Salt River Project, which operates the plant, has enough coal on site to keep the station running, plant manager Joe Frazier said Friday. He expects the track to be repaired by the first week of July.
The train was making the 78-mile journey north from the Kayenta Mine to the power plant outside Page when 18 carloads of coal as well as the engine with two operators aboard derailed, he said.
No one was hurt.
“We are taking some time to repair the rail that was damaged,” Frazier said, adding that the cause is under investigation. “We believe it to be a mechanical failure at this time.”
Plant manager: Only 2nd derailment
While the train has had some accidents since the power plant began operating in 1974, this is only the second derailment other than minor disengagements around the rail yard, Frazier said.
The engines remained upright after the accident, but some of the coal hoppers spilled, he said.
“Everything stayed on our right of way,” he said, referring to the fenced area that keeps the public, livestock and wildlife off the tracks and overhead catenary system that supplies the train’s electrical power.
Frazier did not have an estimate yet on the cost of the damage.
The damaged cars have been moved off the track, where they will remain until they are scrapped, he said.
All three generators at the power plant remain in operation, according to SRP. The train can make three trips a day between the mine and plant, carrying more than 80 cars of coal that stretch a mile behind the engine. Each car can carry 100 tons of coal.

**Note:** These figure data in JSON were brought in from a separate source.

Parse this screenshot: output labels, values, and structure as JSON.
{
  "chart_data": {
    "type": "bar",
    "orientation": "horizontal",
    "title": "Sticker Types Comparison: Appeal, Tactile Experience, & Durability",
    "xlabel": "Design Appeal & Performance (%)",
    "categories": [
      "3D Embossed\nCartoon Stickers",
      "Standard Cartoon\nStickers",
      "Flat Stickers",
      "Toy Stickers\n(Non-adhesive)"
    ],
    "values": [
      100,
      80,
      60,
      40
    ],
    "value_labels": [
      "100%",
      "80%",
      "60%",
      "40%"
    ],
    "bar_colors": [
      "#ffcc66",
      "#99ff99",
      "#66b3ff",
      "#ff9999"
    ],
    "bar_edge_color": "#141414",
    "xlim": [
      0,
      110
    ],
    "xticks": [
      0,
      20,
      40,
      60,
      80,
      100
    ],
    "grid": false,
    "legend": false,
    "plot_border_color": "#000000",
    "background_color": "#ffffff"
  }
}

Already, the damaged track area has been regraded and new ties have been laid, Frazier said. Workers took Friday off from the repairs.
“We have rules where you can only work so many days straight, then you have a day off,” he said. “They came in and said they were going to bump up against that number, and do you want us to work through it. I said absolutely not. Even if we have a train that is not running we are not going to risk safety.”
The power plant on Navajo land has faced a variety of challenges and now is threatened with closure this year if a new lease is not approved by the Navajo Nation Council.
SRP and the other utility owners, Arizona Public Service Co., Tucson Electric Power Co. and NV Energy, voted to close by the end of 2019 or sooner if they can’t get a lease extension allowing them to dismantle the power plant after that. The U.S. Bureau of Reclamation also is a co-owner and officials there want to keep the plant open beyond 2019.
The utilities in favor of shutting down the plant say they can get cheaper power from natural-gas sources.